Легко сказать – «построить». А как? Уже двинулись толпой за крикунами – неужели и впрямь поперли в Мартышкино, где стояли части 80-й бригады? Тюленев и военком его полка Василий Смирнов – делегат, между прочим, десятого съезда – пытались остановить, орали… и другие командиры и политруки надсаживались… кто к сознательности взывал, а кто угрожал… Хаханьян руки раскинул, будто мог удержать от движения огромную толпу, и кричал, срывая голос:

– Красноармейцы, стойте! Командующий приказал построиться! Он едет сюда! Чтоб выслушать вас… ваши претензии! Остановитесь, бойцы!

Его лицо со впалыми щеками (одна недобрита) было красное от сильного волнения, – ну еще бы! не поздоровится ему за бунт в бригаде…

– Стойте! – орал он что было мочи. – Построиться на смотр!!

Но, конечно, остановить поток вооруженных людей, выкрикивающих черт знает что, комбриг Хаханьян не мог.

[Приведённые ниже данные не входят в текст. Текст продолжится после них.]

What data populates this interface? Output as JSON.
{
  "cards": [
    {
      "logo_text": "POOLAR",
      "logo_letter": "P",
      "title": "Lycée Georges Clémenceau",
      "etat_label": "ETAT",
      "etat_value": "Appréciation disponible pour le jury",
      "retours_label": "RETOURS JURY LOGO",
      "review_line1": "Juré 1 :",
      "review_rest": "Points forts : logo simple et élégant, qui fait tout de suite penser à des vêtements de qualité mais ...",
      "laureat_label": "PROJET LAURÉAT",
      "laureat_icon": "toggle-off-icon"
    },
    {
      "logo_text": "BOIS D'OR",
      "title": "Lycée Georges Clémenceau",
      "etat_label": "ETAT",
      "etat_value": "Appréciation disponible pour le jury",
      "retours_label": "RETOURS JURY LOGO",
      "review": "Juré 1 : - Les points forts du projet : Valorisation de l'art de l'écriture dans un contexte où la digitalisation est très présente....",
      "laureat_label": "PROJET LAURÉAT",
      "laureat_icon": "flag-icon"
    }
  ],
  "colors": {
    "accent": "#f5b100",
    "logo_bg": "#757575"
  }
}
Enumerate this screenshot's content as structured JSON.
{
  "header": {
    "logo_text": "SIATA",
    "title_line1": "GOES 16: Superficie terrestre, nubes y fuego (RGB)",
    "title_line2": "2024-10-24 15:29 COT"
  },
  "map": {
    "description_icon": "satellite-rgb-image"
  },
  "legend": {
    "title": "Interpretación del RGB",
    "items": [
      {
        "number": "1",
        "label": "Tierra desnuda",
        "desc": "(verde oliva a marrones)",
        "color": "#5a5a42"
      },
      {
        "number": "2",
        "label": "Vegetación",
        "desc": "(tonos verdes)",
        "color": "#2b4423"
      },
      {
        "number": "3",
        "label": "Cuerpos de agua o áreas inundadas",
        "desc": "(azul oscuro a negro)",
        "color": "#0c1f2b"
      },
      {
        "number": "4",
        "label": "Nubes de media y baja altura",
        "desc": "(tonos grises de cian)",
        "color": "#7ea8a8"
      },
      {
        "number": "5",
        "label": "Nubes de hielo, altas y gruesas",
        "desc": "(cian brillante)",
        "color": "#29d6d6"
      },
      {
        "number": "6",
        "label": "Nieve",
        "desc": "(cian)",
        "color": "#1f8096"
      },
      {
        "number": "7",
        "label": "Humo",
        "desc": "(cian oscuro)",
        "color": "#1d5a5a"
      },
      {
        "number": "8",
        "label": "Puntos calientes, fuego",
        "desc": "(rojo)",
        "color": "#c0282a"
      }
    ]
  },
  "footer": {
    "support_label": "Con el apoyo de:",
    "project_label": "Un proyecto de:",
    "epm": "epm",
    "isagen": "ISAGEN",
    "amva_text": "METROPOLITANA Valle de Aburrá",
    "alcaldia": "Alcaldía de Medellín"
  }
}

Он пятился под напором толпы, выхватил из кобуры маузер. Неизвестно, что бы тут еще произошло, но – вдруг раздался тяжкий топот по булыжнику – из-за угла вытянулась тесная цепь с винтовками наизготовку – перегородили улицу – их командир, с прямоугольным, как скворечник, лицом, с наганом в руке, крикнул басом:

– Назад! Вернуться в казармы!

Гомон поутих. Умолкли крикуны. С полминуты стояли, с неприязнью глядя на цепь, загородившую дорогу – дорогу куда?..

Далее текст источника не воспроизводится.